Background and Importance Normal blood sodium levels (BSL) is between 136-145 mEq/L. ISADH courses with hyponatremia, plasmatic hypoosmolality, high urine osmolality, and high natriuresis. Available drugs are demeclocycline and lithium, both nephrotoxic, and vasopressin receptor inhibitors, such as tolvaptan, which are effective but highly costly.
Aim and Objectives To describe the experience of use of urea as an alternative for treatment of ISADH and results monitored one year after treatment.

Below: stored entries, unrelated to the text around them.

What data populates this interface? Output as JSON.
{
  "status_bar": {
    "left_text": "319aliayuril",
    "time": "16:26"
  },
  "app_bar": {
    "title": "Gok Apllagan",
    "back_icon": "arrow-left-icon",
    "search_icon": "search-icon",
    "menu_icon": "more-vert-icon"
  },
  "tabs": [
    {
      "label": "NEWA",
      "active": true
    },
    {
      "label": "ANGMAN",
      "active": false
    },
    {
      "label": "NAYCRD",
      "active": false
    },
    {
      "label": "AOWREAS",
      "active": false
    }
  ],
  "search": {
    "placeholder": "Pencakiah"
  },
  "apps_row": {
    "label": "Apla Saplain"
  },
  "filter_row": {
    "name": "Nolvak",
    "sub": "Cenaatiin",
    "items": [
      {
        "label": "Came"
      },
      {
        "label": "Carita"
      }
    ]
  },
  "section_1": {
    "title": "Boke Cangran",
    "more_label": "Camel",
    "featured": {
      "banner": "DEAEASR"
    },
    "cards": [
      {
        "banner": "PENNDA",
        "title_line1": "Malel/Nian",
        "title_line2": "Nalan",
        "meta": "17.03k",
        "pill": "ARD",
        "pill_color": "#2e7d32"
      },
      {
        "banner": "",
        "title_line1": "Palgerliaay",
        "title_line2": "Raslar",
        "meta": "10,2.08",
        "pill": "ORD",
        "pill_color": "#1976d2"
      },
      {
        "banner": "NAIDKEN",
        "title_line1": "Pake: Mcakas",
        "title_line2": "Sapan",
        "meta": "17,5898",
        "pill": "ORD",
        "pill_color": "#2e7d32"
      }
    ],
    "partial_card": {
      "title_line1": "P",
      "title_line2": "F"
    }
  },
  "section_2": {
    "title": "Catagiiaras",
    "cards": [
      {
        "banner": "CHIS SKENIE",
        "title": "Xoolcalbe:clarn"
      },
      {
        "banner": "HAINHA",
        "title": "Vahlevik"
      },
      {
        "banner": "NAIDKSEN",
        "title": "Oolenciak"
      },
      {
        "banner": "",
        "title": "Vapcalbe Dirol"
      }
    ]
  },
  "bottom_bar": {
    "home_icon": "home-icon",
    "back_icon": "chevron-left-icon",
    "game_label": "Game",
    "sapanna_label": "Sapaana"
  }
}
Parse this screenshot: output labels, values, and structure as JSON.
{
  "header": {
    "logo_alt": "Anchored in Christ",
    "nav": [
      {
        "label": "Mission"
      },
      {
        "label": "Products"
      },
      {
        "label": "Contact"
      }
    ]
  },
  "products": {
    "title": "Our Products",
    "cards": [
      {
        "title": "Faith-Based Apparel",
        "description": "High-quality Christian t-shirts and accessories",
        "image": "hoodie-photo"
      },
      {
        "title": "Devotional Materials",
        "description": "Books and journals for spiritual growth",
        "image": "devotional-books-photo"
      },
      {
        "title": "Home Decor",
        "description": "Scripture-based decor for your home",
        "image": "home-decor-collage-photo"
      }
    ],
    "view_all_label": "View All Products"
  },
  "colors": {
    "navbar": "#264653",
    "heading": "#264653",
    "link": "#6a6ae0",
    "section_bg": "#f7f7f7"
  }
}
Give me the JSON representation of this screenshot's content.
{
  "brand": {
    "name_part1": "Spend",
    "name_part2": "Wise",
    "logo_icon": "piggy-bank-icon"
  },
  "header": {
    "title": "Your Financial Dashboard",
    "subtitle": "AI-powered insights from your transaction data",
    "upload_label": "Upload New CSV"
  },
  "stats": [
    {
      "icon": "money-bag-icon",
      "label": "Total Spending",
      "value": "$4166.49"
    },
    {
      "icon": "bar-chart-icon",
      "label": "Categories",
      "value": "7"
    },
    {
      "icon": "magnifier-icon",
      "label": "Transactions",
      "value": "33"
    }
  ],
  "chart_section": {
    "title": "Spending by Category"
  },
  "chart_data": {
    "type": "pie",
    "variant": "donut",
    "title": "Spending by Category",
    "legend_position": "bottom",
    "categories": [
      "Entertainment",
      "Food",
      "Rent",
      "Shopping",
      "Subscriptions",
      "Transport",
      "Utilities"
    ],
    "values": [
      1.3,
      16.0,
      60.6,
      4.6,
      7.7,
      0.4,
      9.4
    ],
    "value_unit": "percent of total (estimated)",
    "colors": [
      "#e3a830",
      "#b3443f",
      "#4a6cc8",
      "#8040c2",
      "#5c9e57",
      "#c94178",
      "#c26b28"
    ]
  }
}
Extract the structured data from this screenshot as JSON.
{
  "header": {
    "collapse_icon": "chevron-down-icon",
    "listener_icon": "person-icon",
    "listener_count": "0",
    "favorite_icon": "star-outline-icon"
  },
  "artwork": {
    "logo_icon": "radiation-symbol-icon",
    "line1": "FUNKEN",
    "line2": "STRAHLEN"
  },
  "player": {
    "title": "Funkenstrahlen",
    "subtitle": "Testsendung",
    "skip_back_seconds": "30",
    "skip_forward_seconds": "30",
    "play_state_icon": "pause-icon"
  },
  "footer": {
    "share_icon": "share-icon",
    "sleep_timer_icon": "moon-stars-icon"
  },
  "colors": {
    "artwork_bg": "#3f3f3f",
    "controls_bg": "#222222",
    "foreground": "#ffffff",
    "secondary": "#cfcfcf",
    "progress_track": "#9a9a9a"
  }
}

Material and Methods Retrospective observational study in which patients treated with urea (powder for oral solution) were analysed along two years (January 2020-December 2021) and one year after treatment. Data collection of: age, sex, quantification of BSL (at admission, during urea therapy, 60 days after drug administration and one year after treatment), initial therapy, duration of urea treatment and need of tolvaptan use.
Results Total of patients was 11. Mean age was 82 years (71-94 years). 45% were women. Average duration of treatment was 15 days (3-60 days). Initial therapy was hypertonic saline solution, water restriction and/or loop diuretics or potassium sparing agents. Only one patient did not tolerate urea. Dosage was variable: in 54% was 15 g daily, 27% 15 g bid and 18% 30 g daily.
Patients were classified according to initial hyponatremia: 27% had mild hyponatremia (130-135 mEq/L), 45% moderate (125-129 mEq/L), and 27% severe (<125 mEq/L).
-Mild hyponatremia 66% recovered BSL, while 33% remained mildly hyponatraemic.
-Moderate hyponatraemia, 60% normalised BSL and 20% worsened to severe hyponatraemia. 20% did not analised.
-Severe hyponatremia, 66% normalised BSL. 33% did not have analytical control.
45% of patients achieved BSL once treatment ended. 27% required treatment with tolvaptan 15 mg daily.
50% of patients with urea as monotherapy maintained BSL 60 days after finishing treatment and 81.8% kept normal BSL after one year of treatment. Just 9% is still in treatment.
Conclusion and Relevance Most clinical guidelines contemplate urea as an option for hyponatremia for ISADH, but it is not clear its preference respect other alternatives. Urea is shown to be a safe and moderately effective option, and also, more effective.